Load other programs in the disk into the memory, re-establish the mapping of the page table through copy-on-write, and change the mapping of the data segment and the code segment in the atomic process to the mapping of other programs, so that the code of the parent and child processes and The data is completely separated.

Interface for process replacement

#include <unistd.h>
int execl (const char *path, const char *arg, ...);
int execlp(const char *file, const char *arg, ...);
int execle(const char *path, const char *arg, ..., char * const envp[]);

int execv (const char *path, char *const argv[]);
int execvp(const char *file, char *const argv[]);
int execve(const char *path, char *const argv[], char *const envp[]);

execl

  • path: The program path used to replace: /usr/bin/ls, it can also be a relative path. To execute a program, the system needs to know how to execute the program, with parameters: ls -a -l
  • arg: Indicates variable parameters for passing in options. Use NULL as the terminator to indicate that the parameter has been passed.
  • The return value does not need to be judged, because the replacement will not return if the replacement is successful, and the subsequent code of the original file will be executed if the replacement fails.
  • Call method: execl ("/usr/bin/ls", "ls", "-a", "-l", NULL);

execlp

(p represents the environment variable path)

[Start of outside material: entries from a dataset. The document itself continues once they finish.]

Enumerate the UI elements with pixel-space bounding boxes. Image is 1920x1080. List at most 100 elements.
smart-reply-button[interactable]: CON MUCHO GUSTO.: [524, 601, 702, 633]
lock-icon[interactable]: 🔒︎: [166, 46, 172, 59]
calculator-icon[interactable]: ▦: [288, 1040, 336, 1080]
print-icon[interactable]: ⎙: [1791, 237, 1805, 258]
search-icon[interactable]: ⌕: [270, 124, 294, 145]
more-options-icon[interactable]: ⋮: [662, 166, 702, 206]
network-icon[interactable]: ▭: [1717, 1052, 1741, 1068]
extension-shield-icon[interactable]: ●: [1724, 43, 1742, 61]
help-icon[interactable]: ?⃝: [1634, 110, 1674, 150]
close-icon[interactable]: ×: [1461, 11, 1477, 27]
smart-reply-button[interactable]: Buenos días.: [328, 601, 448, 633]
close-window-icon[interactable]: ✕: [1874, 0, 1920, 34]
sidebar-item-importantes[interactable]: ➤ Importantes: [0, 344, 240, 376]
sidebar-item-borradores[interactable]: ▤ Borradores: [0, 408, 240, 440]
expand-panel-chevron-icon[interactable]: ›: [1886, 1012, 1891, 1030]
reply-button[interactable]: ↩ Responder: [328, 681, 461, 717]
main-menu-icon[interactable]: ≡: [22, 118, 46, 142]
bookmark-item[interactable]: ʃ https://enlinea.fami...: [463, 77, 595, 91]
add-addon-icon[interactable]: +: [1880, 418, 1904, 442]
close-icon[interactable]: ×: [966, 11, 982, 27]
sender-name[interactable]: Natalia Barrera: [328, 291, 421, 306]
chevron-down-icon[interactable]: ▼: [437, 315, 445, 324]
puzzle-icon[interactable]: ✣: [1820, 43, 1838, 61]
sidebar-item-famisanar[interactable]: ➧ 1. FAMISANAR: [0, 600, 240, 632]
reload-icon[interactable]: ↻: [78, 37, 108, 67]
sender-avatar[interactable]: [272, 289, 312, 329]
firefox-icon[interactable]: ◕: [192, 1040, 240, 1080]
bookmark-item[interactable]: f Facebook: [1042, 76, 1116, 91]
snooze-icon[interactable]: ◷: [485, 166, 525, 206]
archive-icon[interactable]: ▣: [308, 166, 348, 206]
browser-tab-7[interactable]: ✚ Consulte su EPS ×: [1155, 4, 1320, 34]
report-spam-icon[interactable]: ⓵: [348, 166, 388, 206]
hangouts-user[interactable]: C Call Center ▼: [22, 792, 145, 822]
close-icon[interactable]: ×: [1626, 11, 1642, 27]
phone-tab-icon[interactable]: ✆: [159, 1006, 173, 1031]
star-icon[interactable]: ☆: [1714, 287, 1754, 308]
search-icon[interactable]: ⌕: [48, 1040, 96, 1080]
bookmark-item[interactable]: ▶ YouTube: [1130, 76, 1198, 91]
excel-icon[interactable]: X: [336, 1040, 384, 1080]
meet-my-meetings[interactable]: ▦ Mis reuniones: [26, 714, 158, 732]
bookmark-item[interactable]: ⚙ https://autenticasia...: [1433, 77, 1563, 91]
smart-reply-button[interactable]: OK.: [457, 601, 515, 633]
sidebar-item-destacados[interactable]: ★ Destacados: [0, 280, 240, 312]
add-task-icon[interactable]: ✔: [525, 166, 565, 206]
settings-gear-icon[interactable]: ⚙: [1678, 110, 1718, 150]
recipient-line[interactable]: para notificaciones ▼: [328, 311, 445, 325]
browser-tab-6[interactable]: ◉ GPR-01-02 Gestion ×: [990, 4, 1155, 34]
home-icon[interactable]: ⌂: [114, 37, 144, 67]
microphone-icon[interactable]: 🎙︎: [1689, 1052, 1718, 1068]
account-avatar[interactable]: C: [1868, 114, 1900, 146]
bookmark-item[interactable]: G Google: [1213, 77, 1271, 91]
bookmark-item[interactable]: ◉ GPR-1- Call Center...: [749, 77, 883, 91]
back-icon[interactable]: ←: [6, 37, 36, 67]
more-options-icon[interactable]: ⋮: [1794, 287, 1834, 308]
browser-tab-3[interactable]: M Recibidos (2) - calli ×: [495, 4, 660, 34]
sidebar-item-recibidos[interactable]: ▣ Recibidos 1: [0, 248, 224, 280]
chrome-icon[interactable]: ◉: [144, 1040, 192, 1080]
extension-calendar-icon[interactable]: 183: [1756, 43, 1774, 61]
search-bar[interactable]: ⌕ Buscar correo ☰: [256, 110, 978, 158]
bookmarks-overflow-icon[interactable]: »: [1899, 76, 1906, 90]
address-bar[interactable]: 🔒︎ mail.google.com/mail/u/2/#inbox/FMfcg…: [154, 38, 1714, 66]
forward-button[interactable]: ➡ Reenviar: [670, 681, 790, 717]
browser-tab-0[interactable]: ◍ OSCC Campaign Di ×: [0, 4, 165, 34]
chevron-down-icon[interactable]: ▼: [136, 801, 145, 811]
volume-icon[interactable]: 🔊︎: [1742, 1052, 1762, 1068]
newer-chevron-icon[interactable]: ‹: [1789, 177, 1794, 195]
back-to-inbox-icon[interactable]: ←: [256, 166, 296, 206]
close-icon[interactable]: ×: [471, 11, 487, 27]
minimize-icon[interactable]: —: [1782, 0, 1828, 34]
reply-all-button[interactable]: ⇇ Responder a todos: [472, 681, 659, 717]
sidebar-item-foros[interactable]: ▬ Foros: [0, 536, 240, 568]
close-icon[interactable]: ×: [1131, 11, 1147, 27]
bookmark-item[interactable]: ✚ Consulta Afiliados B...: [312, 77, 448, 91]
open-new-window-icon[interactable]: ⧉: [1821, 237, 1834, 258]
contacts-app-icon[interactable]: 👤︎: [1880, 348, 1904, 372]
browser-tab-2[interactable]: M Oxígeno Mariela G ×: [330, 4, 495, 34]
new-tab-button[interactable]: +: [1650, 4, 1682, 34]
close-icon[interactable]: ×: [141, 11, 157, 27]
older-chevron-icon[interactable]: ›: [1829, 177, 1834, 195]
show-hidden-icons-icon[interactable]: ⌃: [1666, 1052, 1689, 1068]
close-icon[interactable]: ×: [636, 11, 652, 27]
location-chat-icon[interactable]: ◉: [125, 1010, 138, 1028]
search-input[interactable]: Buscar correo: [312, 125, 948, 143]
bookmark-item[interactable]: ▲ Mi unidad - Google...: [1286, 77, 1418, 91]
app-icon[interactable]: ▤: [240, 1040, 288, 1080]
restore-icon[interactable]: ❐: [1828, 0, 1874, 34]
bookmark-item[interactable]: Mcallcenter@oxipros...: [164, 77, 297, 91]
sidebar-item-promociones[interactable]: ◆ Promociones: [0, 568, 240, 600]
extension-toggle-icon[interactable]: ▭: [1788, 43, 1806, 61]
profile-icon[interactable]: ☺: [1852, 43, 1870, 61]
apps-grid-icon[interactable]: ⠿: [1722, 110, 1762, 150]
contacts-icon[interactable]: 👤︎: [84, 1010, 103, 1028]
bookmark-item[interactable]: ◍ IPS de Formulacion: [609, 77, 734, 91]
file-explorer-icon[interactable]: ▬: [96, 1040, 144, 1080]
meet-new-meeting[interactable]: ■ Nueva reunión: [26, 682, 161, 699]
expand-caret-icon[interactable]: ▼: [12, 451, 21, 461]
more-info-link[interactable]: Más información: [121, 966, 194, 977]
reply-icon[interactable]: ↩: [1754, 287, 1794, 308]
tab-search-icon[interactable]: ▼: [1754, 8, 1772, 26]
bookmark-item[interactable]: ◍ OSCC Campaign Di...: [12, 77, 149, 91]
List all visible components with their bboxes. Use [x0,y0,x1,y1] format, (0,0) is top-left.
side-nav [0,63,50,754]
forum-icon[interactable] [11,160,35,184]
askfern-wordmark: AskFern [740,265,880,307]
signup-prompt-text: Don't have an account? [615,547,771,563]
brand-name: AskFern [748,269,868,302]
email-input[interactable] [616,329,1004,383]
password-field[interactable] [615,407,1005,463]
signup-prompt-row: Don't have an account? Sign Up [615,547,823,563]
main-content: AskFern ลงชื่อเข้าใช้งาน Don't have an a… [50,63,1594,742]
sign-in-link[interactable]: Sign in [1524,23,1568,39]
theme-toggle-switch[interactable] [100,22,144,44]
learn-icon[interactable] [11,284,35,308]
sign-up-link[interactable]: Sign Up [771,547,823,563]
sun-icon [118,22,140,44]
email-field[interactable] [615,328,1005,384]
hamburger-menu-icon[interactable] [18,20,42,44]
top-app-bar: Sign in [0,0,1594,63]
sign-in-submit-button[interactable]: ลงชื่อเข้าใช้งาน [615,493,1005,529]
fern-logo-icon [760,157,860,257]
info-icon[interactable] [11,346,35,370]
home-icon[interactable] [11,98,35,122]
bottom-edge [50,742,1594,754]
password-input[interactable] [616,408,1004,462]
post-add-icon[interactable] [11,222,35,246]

  • file: The name of the program to be replaced, which can be a relative path, or can be searched in environment variables.
  • arg: Variable parameters, same as above.
  • Return value: no need to judge
  • Call method: execlp(“./hello”, “./hello”, NULL);

execv and execvp

The difference with execl is that variable parameters become string arrays.

char* commands[] = {<!-- -->"./hello", NULL};
std::cout << "I want to replace\\
";
execv("./hello",commands);

execle and execve

You can import environment variables yourself.